The FBI’s #ThinkBeforeYouPost campaign is designed to help schools & parents educate students before they make a poor choice that could impact them for years . Learn more about building a digital defense against hoax threats in this week's #TechTuesday https://t.co/HiUo44o9Jt pic.twitter.com/PCUIdzkYH3
— FBI Portland (@FBIPortland) September 3, 2019
Underlining what it says is the seriousness of making hoax threats, the FBI said that these threats are considered a federal crime. As such, those who are found guilty of sending hoax threats can be jailed for up to five years in federal prison. Those found guilty may also be charged at the state or local levels.
From the Bureau:
“Imagine a student with a grievance. Maybe she’s mad at a classmate. Maybe he didn’t study for a test and thinks that causing a disruption at the school will get him out of taking it. It can be easy to say things you don’t really mean – or post things that you don’t really intend to follow through on.

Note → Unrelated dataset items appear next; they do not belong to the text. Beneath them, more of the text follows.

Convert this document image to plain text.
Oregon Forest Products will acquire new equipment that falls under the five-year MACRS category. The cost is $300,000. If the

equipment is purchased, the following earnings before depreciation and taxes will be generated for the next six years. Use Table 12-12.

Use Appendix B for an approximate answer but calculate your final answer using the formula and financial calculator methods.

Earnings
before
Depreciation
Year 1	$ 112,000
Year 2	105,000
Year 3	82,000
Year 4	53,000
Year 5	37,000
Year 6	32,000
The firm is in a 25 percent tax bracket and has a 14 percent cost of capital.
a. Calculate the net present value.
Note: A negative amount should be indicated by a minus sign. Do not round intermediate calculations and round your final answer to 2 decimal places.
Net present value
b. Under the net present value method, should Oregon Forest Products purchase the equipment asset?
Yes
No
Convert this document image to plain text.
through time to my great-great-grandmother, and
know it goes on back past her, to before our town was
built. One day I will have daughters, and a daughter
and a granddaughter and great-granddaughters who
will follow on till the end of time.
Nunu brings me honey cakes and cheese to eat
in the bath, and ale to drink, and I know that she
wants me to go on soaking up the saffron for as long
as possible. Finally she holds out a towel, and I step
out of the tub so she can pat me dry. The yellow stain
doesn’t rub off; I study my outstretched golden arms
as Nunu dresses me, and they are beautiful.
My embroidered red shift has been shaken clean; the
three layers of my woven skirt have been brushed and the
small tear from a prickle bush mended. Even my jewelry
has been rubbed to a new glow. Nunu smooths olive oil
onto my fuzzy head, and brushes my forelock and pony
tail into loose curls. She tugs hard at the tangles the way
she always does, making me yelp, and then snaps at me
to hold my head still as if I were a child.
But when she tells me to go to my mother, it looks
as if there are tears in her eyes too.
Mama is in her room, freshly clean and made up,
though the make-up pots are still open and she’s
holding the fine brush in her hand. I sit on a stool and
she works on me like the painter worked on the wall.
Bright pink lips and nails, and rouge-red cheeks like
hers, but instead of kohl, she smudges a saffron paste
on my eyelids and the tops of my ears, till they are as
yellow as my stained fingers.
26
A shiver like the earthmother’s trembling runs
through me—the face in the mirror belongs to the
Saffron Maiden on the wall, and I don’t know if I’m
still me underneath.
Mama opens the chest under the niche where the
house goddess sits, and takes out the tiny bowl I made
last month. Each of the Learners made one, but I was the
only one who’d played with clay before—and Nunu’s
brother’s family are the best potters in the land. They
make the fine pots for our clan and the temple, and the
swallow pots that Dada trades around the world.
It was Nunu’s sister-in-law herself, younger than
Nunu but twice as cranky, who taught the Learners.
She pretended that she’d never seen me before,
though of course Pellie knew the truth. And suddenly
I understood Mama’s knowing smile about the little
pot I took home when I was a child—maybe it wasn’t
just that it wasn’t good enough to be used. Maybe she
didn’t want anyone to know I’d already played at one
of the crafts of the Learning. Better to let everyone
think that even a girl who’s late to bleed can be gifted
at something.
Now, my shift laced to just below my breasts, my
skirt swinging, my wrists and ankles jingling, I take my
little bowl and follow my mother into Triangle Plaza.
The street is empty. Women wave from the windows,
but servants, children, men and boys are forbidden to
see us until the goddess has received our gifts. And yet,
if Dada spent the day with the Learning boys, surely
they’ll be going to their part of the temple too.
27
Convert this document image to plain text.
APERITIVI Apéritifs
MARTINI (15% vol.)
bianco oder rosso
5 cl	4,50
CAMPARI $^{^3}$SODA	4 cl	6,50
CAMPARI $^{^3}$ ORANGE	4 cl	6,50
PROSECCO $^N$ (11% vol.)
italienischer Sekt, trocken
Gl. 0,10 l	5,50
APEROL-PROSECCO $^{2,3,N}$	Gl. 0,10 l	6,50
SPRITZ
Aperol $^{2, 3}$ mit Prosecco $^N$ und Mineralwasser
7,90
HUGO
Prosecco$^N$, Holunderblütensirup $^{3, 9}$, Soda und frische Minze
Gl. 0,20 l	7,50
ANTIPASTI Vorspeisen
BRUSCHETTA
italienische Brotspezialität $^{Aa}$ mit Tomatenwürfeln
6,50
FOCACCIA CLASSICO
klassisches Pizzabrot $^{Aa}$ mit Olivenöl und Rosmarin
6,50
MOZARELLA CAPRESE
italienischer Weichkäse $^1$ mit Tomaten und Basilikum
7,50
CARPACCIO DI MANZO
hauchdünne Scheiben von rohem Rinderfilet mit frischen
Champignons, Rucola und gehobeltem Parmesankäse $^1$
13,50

This kind of online behavior can and does happen all the time – but in the aftermath of mass casualty attacks, we often see an increase in hoax threats made to schools or other public places. The FBI takes these threats very seriously whether they come in the form of text messages, social media posts or emails. Law enforcement – whether the FBI or our local and state partners – will respond to each threat to determine which are real and which are hoaxes.
The FBI’s #ThinkBeforeYouPost campaign is designed to help schools and parents educate students before they make a poor choice that could impact them for years to come. Please share with your kids and those in your community that making a threat is a federal crime. Those who post or send these threats can receive up to five years in federal prison, or they can face state or local charges.”
Additionally, the FBI said that hoax threats impedes law enforcers from investigating real crimes as these hoax threats redirect their enforcement resources from handling real crimes to hoax threats.